Through the years I have been fortunate to recover from various injuries — back issues, sprained ankles, plantar fasciitis. When injuries like these linger, like a frozen shoulder, it can be frustrating. This is where physical therapy can be of help.
Physical therapy is a combination of functional exercises and education about the way your body moves and can help you heal properly from an injury. It can also help you reduce your risk of aggravating an injury, reduce chronic pain, and even improve performance in sports.
PT and exercise go hand-in-hand. But PT is goal-oriented and typically involves improving function in targeted areas of the body. For example, if you tore your rotator cuff and had surgery to repair it, your PT program will help improve the movement, strength, and function of your rotator cuff.
Injury can occur if you move the wrong way and place additional stress on a traumatized part of your body. With PT, you can learn which movements are safe for you, and which movements or activities to avoid to prevent further injury. A lack of supervision is often what hampers recovery.
PT can also help strengthen areas that have been weakened by trauma, for instance after a stroke or a car accident. A physical therapist can determine what muscle areas need work and recommend functional exercises that focus on these sites. Over time, PT can help build up your strength and increase flexibility. Chronic pain can also be alleviated by PT, cutting down on the need for pain medication.
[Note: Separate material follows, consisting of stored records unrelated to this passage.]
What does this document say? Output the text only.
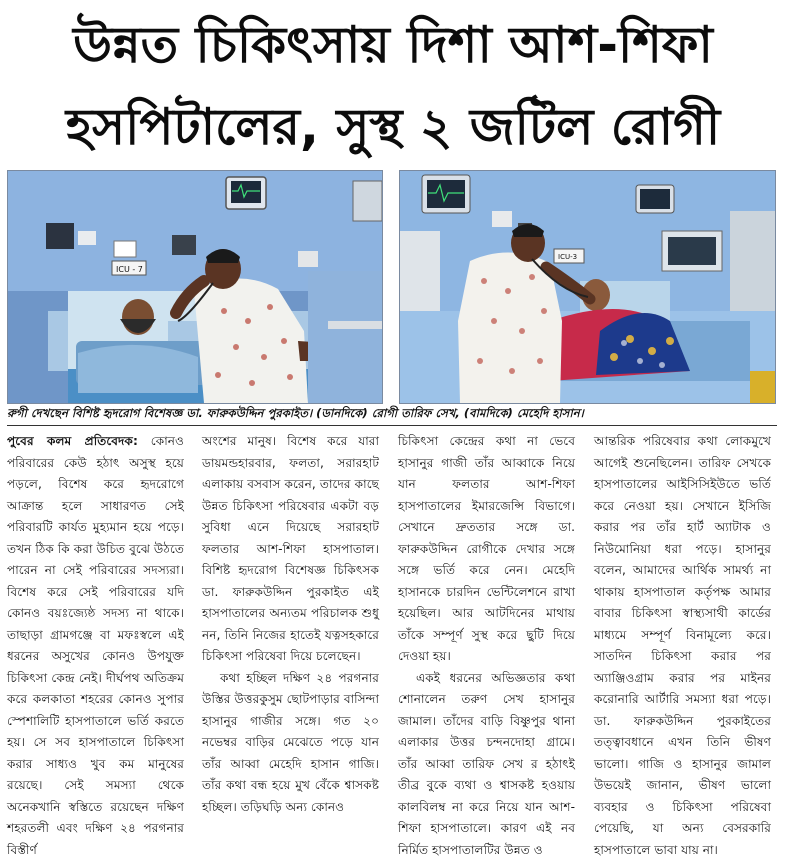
উন্নত চিকিৎসায় দিশা আশ-শিফা
হসপিটালের, সুস্থ ২ জটিল রোগী
ICU - 7
ICU-3
রুগী দেখছেন বিশিষ্ট হৃদরোগ বিশেষজ্ঞ ডা. ফারুকউদ্দিন পুরকাইত। (ডানদিকে) রোগী তারিফ সেখ, (বামদিকে) মেহেদি হাসান।

পুবের কলম প্রতিবেদক: কোনও পরিবারের কেউ হঠাৎ অসুস্থ হয়ে পড়লে, বিশেষ করে হৃদরোগে আক্রান্ত হলে সাধারণত সেই পরিবারটি কার্যত মুহ্যমান হয়ে পড়ে। তখন ঠিক কি করা উচিত বুঝে উঠতে পারেন না সেই পরিবারের সদস্যরা। বিশেষ করে সেই পরিবারের যদি কোনও বয়ঃজ্যেষ্ঠ সদস্য না থাকে। তাছাড়া গ্রামগঞ্জে বা মফঃস্বলে এই ধরনের অসুখের কোনও উপযুক্ত চিকিৎসা কেন্দ্র নেই। দীর্ঘপথ অতিক্রম করে কলকাতা শহরের কোনও সুপার স্পেশালিটি হাসপাতালে ভর্তি করতে হয়। সে সব হাসপাতালে চিকিৎসা করার সাধ্যও খুব কম মানুষের রয়েছে। সেই সমস্যা থেকে অনেকখানি স্বস্তিতে রয়েছেন দক্ষিণ শহরতলী এবং দক্ষিণ ২৪ পরগনার বিস্তীর্ণ

অংশের মানুষ। বিশেষ করে যারা ডায়মন্ডহারবার, ফলতা, সরারহাট এলাকায় বসবাস করেন, তাদের কাছে উন্নত চিকিৎসা পরিষেবার একটা বড় সুবিধা এনে দিয়েছে সরারহাট ফলতার আশ-শিফা হাসপাতাল। বিশিষ্ট হৃদরোগ বিশেষজ্ঞ চিকিৎসক ডা. ফারুকউদ্দিন পুরকাইত এই হাসপাতালের অন্যতম পরিচালক শুধু নন, তিনি নিজের হাতেই যত্নসহকারে চিকিৎসা পরিষেবা দিয়ে চলেছেন।

কথা হচ্ছিল দক্ষিণ ২৪ পরগনার উস্তির উত্তরকুসুম ছোটপাড়ার বাসিন্দা হাসানুর গাজীর সঙ্গে। গত ২০ নভেম্বর বাড়ির মেঝেতে পড়ে যান তাঁর আব্বা মেহেদি হাসান গাজি। তাঁর কথা বন্ধ হয়ে মুখ বেঁকে শ্বাসকষ্ট হচ্ছিল। তড়িঘড়ি অন্য কোনও

চিকিৎসা কেন্দ্রের কথা না ভেবে হাসানুর গাজী তাঁর আব্বাকে নিয়ে যান ফলতার আশ-শিফা হাসপাতালের ইমারজেন্সি বিভাগে। সেখানে দ্রুততার সঙ্গে ডা. ফারুকউদ্দিন রোগীকে দেখার সঙ্গে সঙ্গে ভর্তি করে নেন। মেহেদি হাসানকে চারদিন ভেন্টিলেশনে রাখা হয়েছিল। আর আটদিনের মাথায় তাঁকে সম্পূর্ণ সুস্থ করে ছুটি দিয়ে দেওয়া হয়।

একই ধরনের অভিজ্ঞতার কথা শোনালেন তরুণ সেখ হাসানুর জামাল। তাঁদের বাড়ি বিষ্ণুপুর থানা এলাকার উত্তর চন্দনদোহা গ্রামে। তাঁর আব্বা তারিফ সেখ র হঠাৎই তীব্র বুকে ব্যথা ও শ্বাসকষ্ট হওয়ায় কালবিলম্ব না করে নিয়ে যান আশ-শিফা হাসপাতালে। কারণ এই নব নির্মিত হাসপাতালটির উন্নত ও

আন্তরিক পরিষেবার কথা লোকমুখে আগেই শুনেছিলেন। তারিফ সেখকে হাসপাতালের আইসিসিইউতে ভর্তি করে নেওয়া হয়। সেখানে ইসিজি করার পর তাঁর হার্ট অ্যাটাক ও নিউমোনিয়া ধরা পড়ে। হাসানুর বলেন, আমাদের আর্থিক সামর্থ্য না থাকায় হাসপাতাল কর্তৃপক্ষ আমার বাবার চিকিৎসা স্বাস্থ্যসাথী কার্ডের মাধ্যমে সম্পূর্ণ বিনামূল্যে করে। সাতদিন চিকিৎসা করার পর অ্যাঞ্জিওগ্রাম করার পর মাইনর করোনারি আর্টারি সমস্যা ধরা পড়ে। ডা. ফারুকউদ্দিন পুরকাইতের তত্ত্বাবধানে এখন তিনি ভীষণ ভালো। গাজি ও হাসানুর জামাল উভয়েই জানান, ভীষণ ভালো ব্যবহার ও চিকিৎসা পরিষেবা পেয়েছি, যা অন্য বেসরকারি হাসপাতালে ভাবা যায় না।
PT can also help people who want to increase athletic efficiency, helping you focus on the right exercises to improve your performance, to score more points or to reach a new personal record. Regularly attending PT can also prepare your body for the repetitive movements of your chosen sport, reducing your risk of injury.
PT starts with an evaluation, during which your rehabilitation medicine doctor and physical therapist will assess your overall functional mobility. Then you will work together to come up with your mobility goals and develop a plan for reaching them. This plan will be unique to you and your lifestyle. It may involve both one-on-one appointments in a gym-like facility, or a clinical setting like a hospital or outpatient facility, and/or exercises you can do at home.
It’s up to you and your physical therapist to decide whether to continue once you’ve reached your goals. The full benefit of PT cannot be achieved with only one to two sessions. It can take six to eight weeks for soft tissue to heal, which is why patients are typically advised to do PT regularly for this amount of time after surgery or injury.
So, the next time you have an injury or have had a setback, don’t just hit the gym and think you’re going to get back what you lost by yourself, there’s a specialist for that. Go and see someone who can work with you while you walk the road to recovery.